The new Tesla Cybertruck is still very much in the release-candidate (RC) phase, with a new leaked video published on the Tesla CyberTruck Facebook group by Chane Eckert showing a single unit being assembled by hand on the floor of the company’s Gigafactory in Texas, where full-scale production is scheduled to begin next year.
The short video was shot from the passenger seat of a shop floor transport vehicle and gives us a glimpse of a yet-to-be-finished Cybertruck body surrounded by Tesla employees who are doing their part in assembling the all-electric truck.
The vehicle is not on an automated assembly line as is the case with the marque’s other passenger vehicles, but rather on a trolley that can make it easier to move the body from one section of the factory to another.

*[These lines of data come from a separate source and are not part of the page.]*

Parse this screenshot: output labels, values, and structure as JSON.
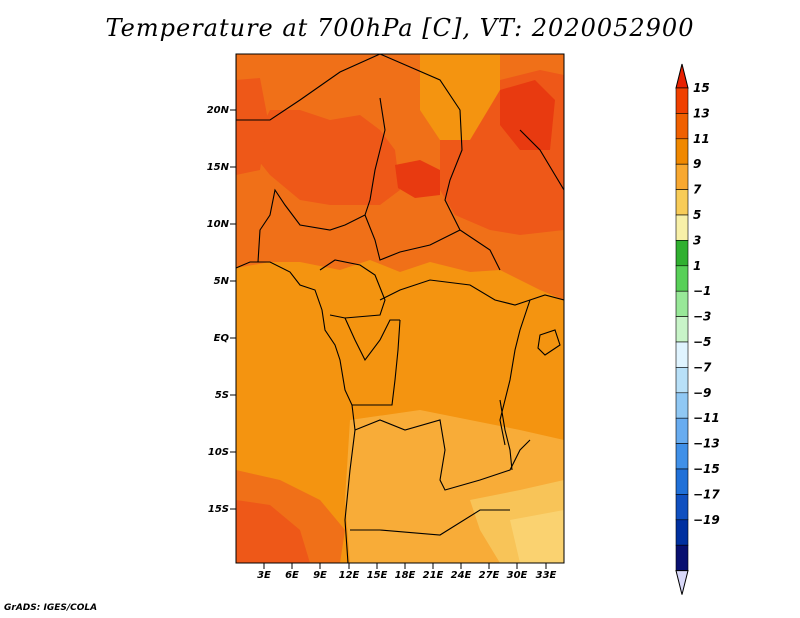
{
  "title": "Temperature at 700hPa [C], VT: 2020052900",
  "credit": "GrADS: IGES/COLA",
  "map": {
    "lat_labels": [
      "20N",
      "15N",
      "10N",
      "5N",
      "EQ",
      "5S",
      "10S",
      "15S"
    ],
    "lon_labels": [
      "3E",
      "6E",
      "9E",
      "12E",
      "15E",
      "18E",
      "21E",
      "24E",
      "27E",
      "30E",
      "33E"
    ],
    "lat_range": [
      -20,
      24.5
    ],
    "lon_range": [
      0,
      35
    ]
  },
  "colorbar": {
    "labels": [
      "15",
      "13",
      "11",
      "9",
      "7",
      "5",
      "3",
      "1",
      "−1",
      "−3",
      "−5",
      "−7",
      "−9",
      "−11",
      "−13",
      "−15",
      "−17",
      "−19"
    ],
    "colors": [
      "#e82000",
      "#f04000",
      "#f06000",
      "#f08800",
      "#f8a830",
      "#f8cc58",
      "#f8f0a8",
      "#30b030",
      "#58d058",
      "#98e898",
      "#c8f4c8",
      "#e0f4ff",
      "#b8e0f8",
      "#90c8f4",
      "#68acf0",
      "#4090e8",
      "#2070d8",
      "#1050c0",
      "#0030a0",
      "#081070",
      "#d8d8f8"
    ]
  }
}
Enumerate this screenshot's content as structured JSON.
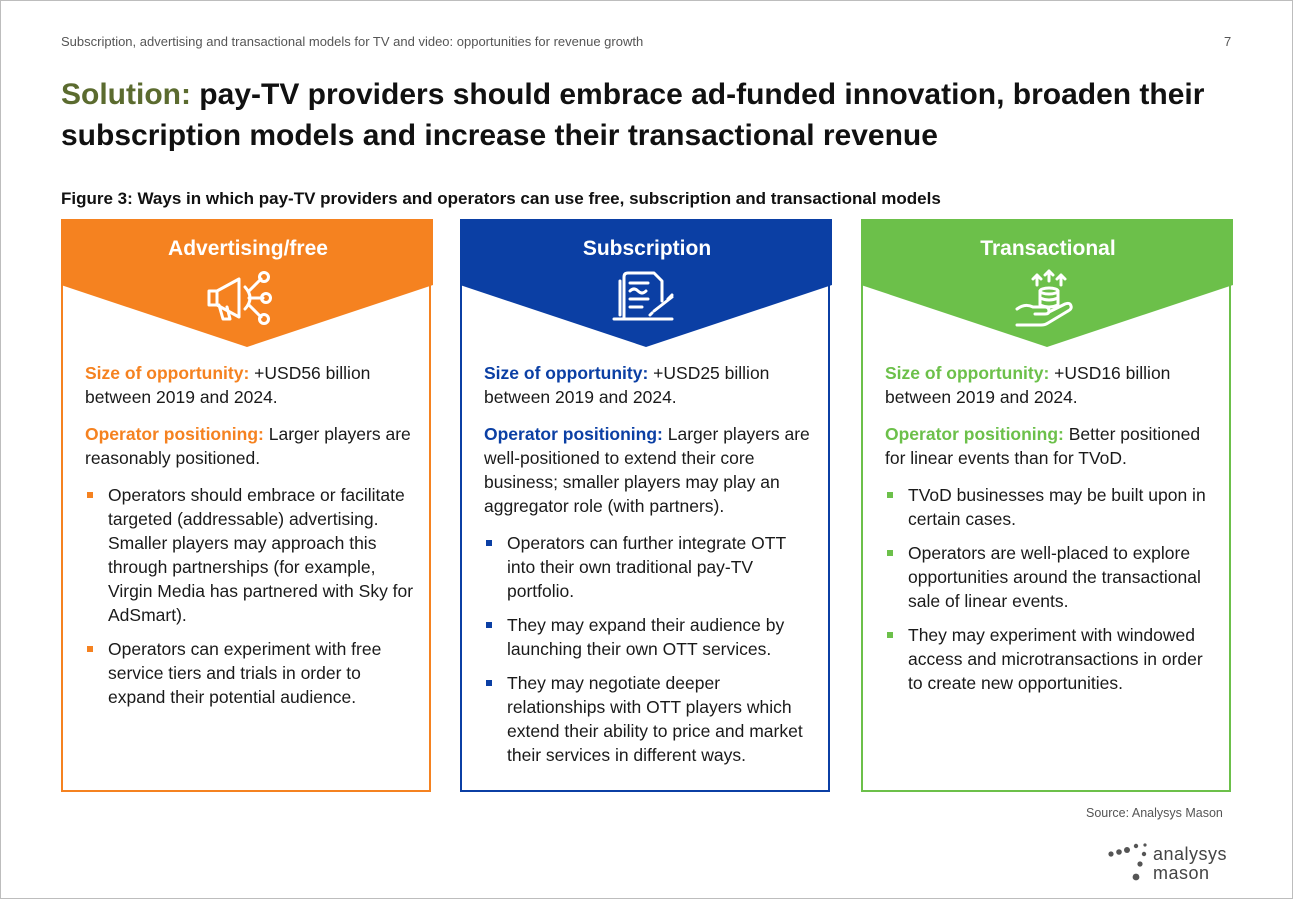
{
  "header": {
    "running_title": "Subscription, advertising and transactional models for TV and video: opportunities for revenue growth",
    "page_number": "7"
  },
  "title": {
    "lead": "Solution:",
    "rest": " pay-TV providers should embrace ad-funded innovation, broaden their subscription models and increase their transactional revenue"
  },
  "figure_caption": "Figure 3: Ways in which pay-TV providers and operators can use free, subscription and transactional models",
  "colors": {
    "advertising": "#f58220",
    "subscription": "#0b3fa4",
    "transactional": "#6cc04a"
  },
  "cards": [
    {
      "title": "Advertising/free",
      "icon": "megaphone-icon",
      "size_label": "Size of opportunity:",
      "size_text": " +USD56 billion between 2019 and 2024.",
      "pos_label": "Operator positioning:",
      "pos_text": " Larger players are reasonably positioned.",
      "bullets": [
        "Operators should embrace or facilitate targeted (addressable) advertising. Smaller players may approach this through partnerships (for example, Virgin Media has partnered with Sky for AdSmart).",
        "Operators can experiment with free service tiers and trials in order to expand their potential audience."
      ]
    },
    {
      "title": "Subscription",
      "icon": "document-signature-icon",
      "size_label": "Size of opportunity:",
      "size_text": " +USD25 billion between 2019 and 2024.",
      "pos_label": "Operator positioning:",
      "pos_text": " Larger players are well-positioned to extend their core business; smaller players may play an aggregator role (with partners).",
      "bullets": [
        "Operators can further integrate OTT into their own traditional pay-TV portfolio.",
        "They may expand their audience by launching their own OTT services.",
        "They may negotiate deeper relationships with OTT players which extend their ability to price and market their services in different ways."
      ]
    },
    {
      "title": "Transactional",
      "icon": "hand-coins-icon",
      "size_label": "Size of opportunity:",
      "size_text": " +USD16 billion between 2019 and 2024.",
      "pos_label": "Operator positioning:",
      "pos_text": " Better positioned for linear events than for TVoD.",
      "bullets": [
        "TVoD businesses may be built upon in certain cases.",
        "Operators are well-placed to explore opportunities around the transactional sale of linear events.",
        "They may experiment with windowed access and microtransactions in order to create new opportunities."
      ]
    }
  ],
  "source": "Source: Analysys Mason",
  "logo": {
    "line1": "analysys",
    "line2": "mason"
  }
}
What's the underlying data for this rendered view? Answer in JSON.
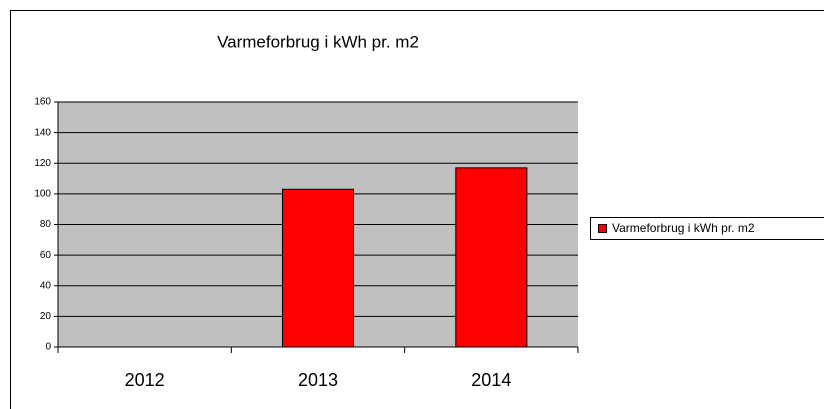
{
  "chart_data": {
    "type": "bar",
    "title": "Varmeforbrug i kWh pr. m2",
    "categories": [
      "2012",
      "2013",
      "2014"
    ],
    "series": [
      {
        "name": "Varmeforbrug i kWh pr. m2",
        "color": "#ff0000",
        "values": [
          null,
          103,
          117
        ]
      }
    ],
    "ylim": [
      0,
      160
    ],
    "yticks": [
      0,
      20,
      40,
      60,
      80,
      100,
      120,
      140,
      160
    ],
    "grid": true,
    "plot_background": "#c0c0c0",
    "legend": "right"
  }
}
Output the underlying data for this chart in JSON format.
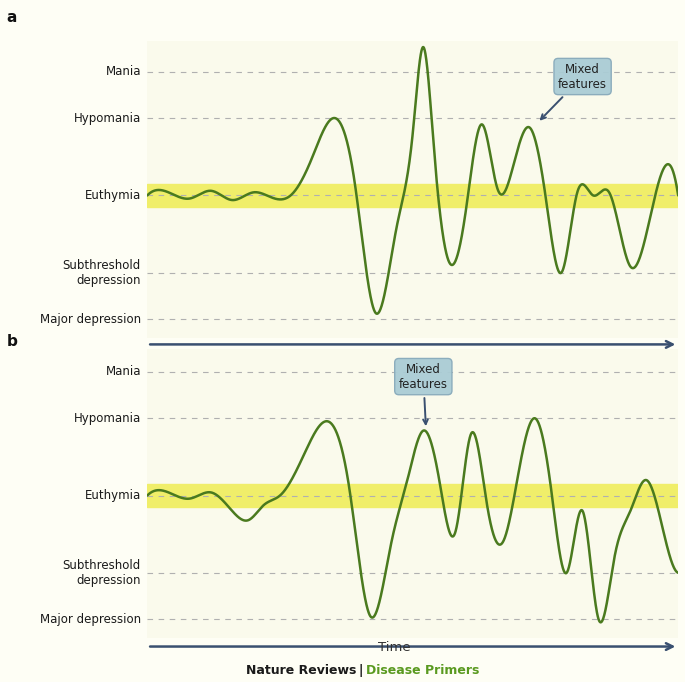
{
  "background_color": "#fefef5",
  "panel_bg_color": "#fafaec",
  "euthymia_band_color": "#f0ee6a",
  "line_color": "#4a7a1e",
  "line_width": 1.8,
  "arrow_color": "#3a5070",
  "box_facecolor": "#aaccd5",
  "box_edgecolor": "#88aabb",
  "dashed_color": "#b0b0b0",
  "y_levels": {
    "Mania": 4,
    "Hypomania": 2.5,
    "Euthymia": 0,
    "Subthreshold depression": -2.5,
    "Major depression": -4
  },
  "euthymia_band_half": 0.38,
  "time_label": "Time",
  "footer_left": "Nature Reviews",
  "footer_right": "Disease Primers",
  "footer_color_left": "#1a1a1a",
  "footer_color_right": "#5a9a20"
}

It’s hard to notice fine details, but from what we can gather, the pickup has its interior already installed, as well as its windshield. At the same time, the doors and all the other bolt-on body parts are still missing, probably because the workers still had to fit interior pieces or accessories that sit under the bodywork.
It’s worth noting that this approach is generally used by all the major automakers out there, assembling a new model by hand and working out all the problems before the model goes on the automated assembly line to be produced for customer deliveries.
Judging from previous official photos released by Tesla, the metal structure of the Cybertruck is already put together by various robots, but the final assembly now seems to be in the hands of employees, quite literally.
During the company’s Q2 2023 Earnings Call, it was announced that the all-electric pickup is currently in the pre-production phase at Giga Texas, with initial customer-intent production on track to begin later this year.
At the same time, Tesla claimed that the much-anticipated and – at the same time – delayed Cybertruck is the first sub-19 feet truck with 4 doors and a bed that’s longer than 6 feet.
“As far as we know, Cybertruck will be the first sub-19 ft. truck (fitting into a garage) that has both four doors and a 6+ ft. bed,” the company said. “Both technologically and architecturally, this vehicle will break a lot of boundaries – very much in line with how we think about vehicle engineering and manufacturing.”
The Cybertruck was unveiled back in 2019 and was supposed to enter production two years later, but the pandemic came and put the brakes on development. Now, almost four years after the reveal, the highly anticipated angular truck is inching closer and closer to full-scale production, with Elon Musk saying that demand for it is “so off the hook, you can’t even see the hook.”